Draw qualitatively the deformed shapes of the beams. Note that if the bending moment in a portion of a beam is zero, that portion moves as a rigid body, and its displaced centerline must remain straight. Observe the support and continuity conditions.

To set-up a problem for determining the elastic line do the following:

a)  Choose and show on a sketch a coordinate system for x and the deflection v.  If applicable, identify beam segments over which M/EI has different expressions. Obtain the function representing M/EI in each beam segment.

b) Write the boundary conditions and continuity conditions by which the integration constants are to be determined.

2.1 Set-up the following problems, outlining in each case steps a) and b) as described above.  In all cases, choose the origin of the x axis at the left end of the beam.  Assume all loads are positive as shown, EI constant, and the beam span is L.  You do not need to re-state the boundary conditions if they are the same as in the preceding case. 

Note: A linear function f having the values f₁ at x = 0, and f₂ at x = L has the expression

f =  f₁(1-x/L) + f₂x/L.

(a) M = M₁(1-x/L)

Boundary Conditions: v = 0 at x = 0, v = 0 at x = L.

(b) M = M₂x/L

(c) M = M₁(1-x/L) + M₂x/L

(d) M = M₁(1-x/L) - M₂x/L

(e) (1): 0<x<a, M = (Pb/L)x

     (2): a<x<L, M = (Pb/L)x - P(x - a))

At x = a, v₍₁₎ = v₍₂₎, v'₍₁₎ = v'₍₂₎

(f) (1): 0<x<a, M = (M_o/L)x

    (2): a<x<L, M = (M_o/L)x - M_o

    At x = a, v₍₁₎ = v₍₂₎, v'₍₁₎ = v'₍₂₎

(g) Reaction at left = R = (w_oL/2)(1/3) = w_oL/6.

     At x, w = (w_o/L)x.

     Load resultant in interval (0,x) = R_w = wx/2 = (w_o/2L)x², located at distance x/3 from point x.

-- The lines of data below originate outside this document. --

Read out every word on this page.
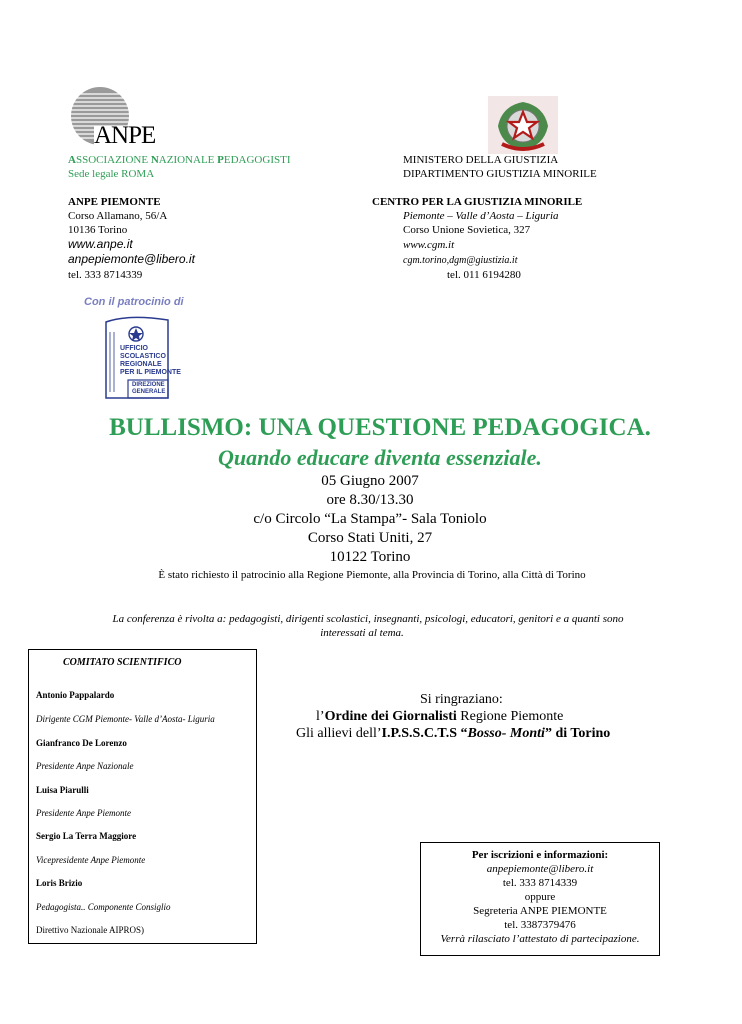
ANPE
ASSOCIAZIONE NAZIONALE PEDAGOGISTI
Sede legale ROMA
ANPE PIEMONTE
Corso Allamano, 56/A
10136 Torino
www.anpe.it
anpepiemonte@libero.it
tel. 333 8714339
MINISTERO DELLA GIUSTIZIA
DIPARTIMENTO GIUSTIZIA MINORILE
CENTRO PER LA GIUSTIZIA MINORILE
Piemonte – Valle d’Aosta – Liguria
Corso Unione Sovietica, 327
www.cgm.it
cgm.torino,dgm@giustizia.it
tel. 011 6194280
Con il patrocinio di
UFFICIO
SCOLASTICO
REGIONALE
PER IL PIEMONTE
DIREZIONE
GENERALE
BULLISMO: UNA QUESTIONE PEDAGOGICA.
Quando educare diventa essenziale.
05 Giugno 2007
ore 8.30/13.30
c/o Circolo “La Stampa”- Sala Toniolo
Corso Stati Uniti, 27
10122 Torino
È stato richiesto il patrocinio alla Regione Piemonte, alla Provincia di Torino, alla Città di Torino
La conferenza è rivolta a: pedagogisti, dirigenti scolastici, insegnanti, psicologi, educatori, genitori e a quanti sono
interessati al tema.
COMITATO SCIENTIFICO
Antonio Pappalardo
Dirigente CGM Piemonte- Valle d’Aosta- Liguria
Gianfranco De Lorenzo
Presidente Anpe Nazionale
Luisa Piarulli
Presidente Anpe Piemonte
Sergio La Terra Maggiore
Vicepresidente Anpe Piemonte
Loris Brizio
Pedagogista.. Componente Consiglio
Direttivo Nazionale AIPROS)
Si ringraziano:
l’Ordine dei Giornalisti Regione Piemonte
Gli allievi dell’I.P.S.S.C.T.S “Bosso- Monti” di Torino
Per iscrizioni e informazioni:
anpepiemonte@libero.it
tel. 333 8714339
oppure
Segreteria ANPE PIEMONTE
tel. 3387379476
Verrà rilasciato l’attestato di partecipazione.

    M = Rx - R_w(x/3) = w_oLx/6 - w_ox³/6L

(h) At roller M = -Pb. At ends M = 0.

    (1): 0<x<a, M = -Pbx/a

    (2): a<x<L, M = -P(L - x)

Boundary Conditions: v = 0 at x = 0 and x = a.

Continuity Conditions: At x = a, v₍₁₎ = v₍₂₎, v'₍₁₎ = v'₍₂₎

2.2. Set-up the following problems similarly to the problems of part 2.1.

(i) M = - M₂

Boundary conditions: v = 0 at x = 0, v' = 0 at x = 0.

(j) M = -P(L - x)

(k) (1): 0<x<a, M = -P(a - x)

     (2): a<x<L, M = 0

(l) (1): 0<x<a, M = M_o

    (2): a<x<L, M = 0

(m) Reactions at suppport: R = wb, C = wb(a + b/2)

     (1): 0<x<a, M = Rx - C = wbx - wb(a + b/2)

     (2): a<x<L, M = -w(L-x)²/2 (moment from right)

(n) w = w_ox/L.

Load resultant in interval (0,x) = R_w = wx/2 = (w_o/2L)x², located at distance x/3 from point x.

M = - R_w(x/3) = - w_ox³/6L

The boundary conditions are v = 0 and v' = 0 at x = L.

3.1. Superposition

a) The deflection function of segment AB is the same as that of a simply supported member subjected to end moments. Draw a figure showing portion AB, its end moments and its deformed shape. What are the rotations at A and B from the formulas in the book appendix?

At A, EIq = Pa(L/3) + Pa(L/6) = PaL/2

At B the rotation is equal and opposite to the rotation at A.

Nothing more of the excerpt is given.